"Thou wouldst marry whom our father told thee to marry, Elena," said her sister, severely. "What hast thou to say about it?"
"I will marry a Spaniard," said Elena, rebelliously. "A Spaniard, and no other."
"Thou wilt do what?" asked a cold voice from the door. The girls gave a little scream. Elena turned pale, even Francisca's hands twitched.
Doña Jacoba was an impressive figure as she stood in the doorway; a tall unbowed woman with a large face and powerful penetrating eyes. A thin mouth covering white teeth separated the prominent nose and square chin. A braid of thick black hair lay over her fine bust, and a black silk handkerchief made a turban for her lofty head. She wore a skirt of heavy black silk and a shawl of Chinese crêpe, one end thrown gracefully over her shoulder.
"What didst thou say?" she demanded again, a sneer on her lips.
Elena made no answer. She stared through the window at the servants laying the table in the dining room on the other side of the court, her breath shortening as if the room had been exhausted of air.
"Let me hear no more of that nonsense," continued her mother. "A strange remark, truly, to come from the lips of a Californian! Thy father has said that his daughters shall marry men of his race—men who belong to that island of the North; and I have agreed, and thy sisters are well married. No women are more virtuous, more industrious, more religious, than ours; but our men—our young men—are a set of drinking gambling vagabonds. Go to thy room and pray there until supper."

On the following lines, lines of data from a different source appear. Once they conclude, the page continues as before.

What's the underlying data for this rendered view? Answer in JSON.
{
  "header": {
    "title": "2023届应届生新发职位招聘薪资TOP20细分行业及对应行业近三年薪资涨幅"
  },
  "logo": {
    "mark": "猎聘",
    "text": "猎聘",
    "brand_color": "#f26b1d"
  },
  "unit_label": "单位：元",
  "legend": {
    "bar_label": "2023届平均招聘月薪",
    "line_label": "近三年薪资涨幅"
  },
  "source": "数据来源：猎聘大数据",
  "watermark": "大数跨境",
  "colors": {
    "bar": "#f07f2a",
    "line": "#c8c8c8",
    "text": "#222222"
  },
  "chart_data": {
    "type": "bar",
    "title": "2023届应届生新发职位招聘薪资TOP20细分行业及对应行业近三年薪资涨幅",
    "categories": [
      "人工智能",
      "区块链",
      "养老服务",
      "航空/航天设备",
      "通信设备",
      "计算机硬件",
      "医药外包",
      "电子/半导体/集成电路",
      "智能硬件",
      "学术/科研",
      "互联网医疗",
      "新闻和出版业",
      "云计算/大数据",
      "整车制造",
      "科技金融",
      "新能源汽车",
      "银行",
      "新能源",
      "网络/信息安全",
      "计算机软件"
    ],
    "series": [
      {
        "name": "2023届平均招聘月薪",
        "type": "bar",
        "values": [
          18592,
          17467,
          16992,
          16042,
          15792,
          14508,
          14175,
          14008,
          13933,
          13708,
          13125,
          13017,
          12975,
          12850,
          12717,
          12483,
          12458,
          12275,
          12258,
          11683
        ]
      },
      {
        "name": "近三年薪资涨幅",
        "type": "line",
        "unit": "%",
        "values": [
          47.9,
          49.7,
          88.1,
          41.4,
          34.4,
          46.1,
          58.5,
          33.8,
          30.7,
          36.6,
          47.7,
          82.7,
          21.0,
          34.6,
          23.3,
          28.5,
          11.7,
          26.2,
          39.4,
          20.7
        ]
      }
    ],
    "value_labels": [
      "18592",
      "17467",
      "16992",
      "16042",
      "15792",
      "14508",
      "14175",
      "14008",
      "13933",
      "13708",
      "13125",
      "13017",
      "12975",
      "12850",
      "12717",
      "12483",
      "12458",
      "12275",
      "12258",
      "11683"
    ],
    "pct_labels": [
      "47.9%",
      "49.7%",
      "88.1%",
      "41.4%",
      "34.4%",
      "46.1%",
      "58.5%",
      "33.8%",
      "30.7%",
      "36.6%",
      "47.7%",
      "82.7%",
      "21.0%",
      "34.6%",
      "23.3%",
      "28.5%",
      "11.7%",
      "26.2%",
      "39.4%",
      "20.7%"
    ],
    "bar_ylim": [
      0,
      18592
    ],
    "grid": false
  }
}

Elena ran out of an opposite door, and Doña Jacoba sat down on a high-backed chair and held out her hand for the wedding-gown. She examined it, then smiled brilliantly.
"The lace is beautiful," she said. "There is no richer in California, and I have seen Doña Trinidad Iturbi y Moncada's and Doña Modeste Castro's. Let me see thy mantilla once more."
Francisca opened a chest nearly as large as her bed, and shook out a long square of superb Spanish lace. It had arrived from the city of Mexico but a few days before. The girls clapped their admiring hands, as if they had not looked at it twenty times, and Doña Jacoba smoothed it tenderly with her strong hands. Then she went over to the chest and lifted the beautiful silk and crêpe gowns, one by one, her sharp eyes detecting no flaw. She opened another chest and examined the piles of underclothing and bed linen, all of finest woof, and deeply bordered with the drawn work of Spain.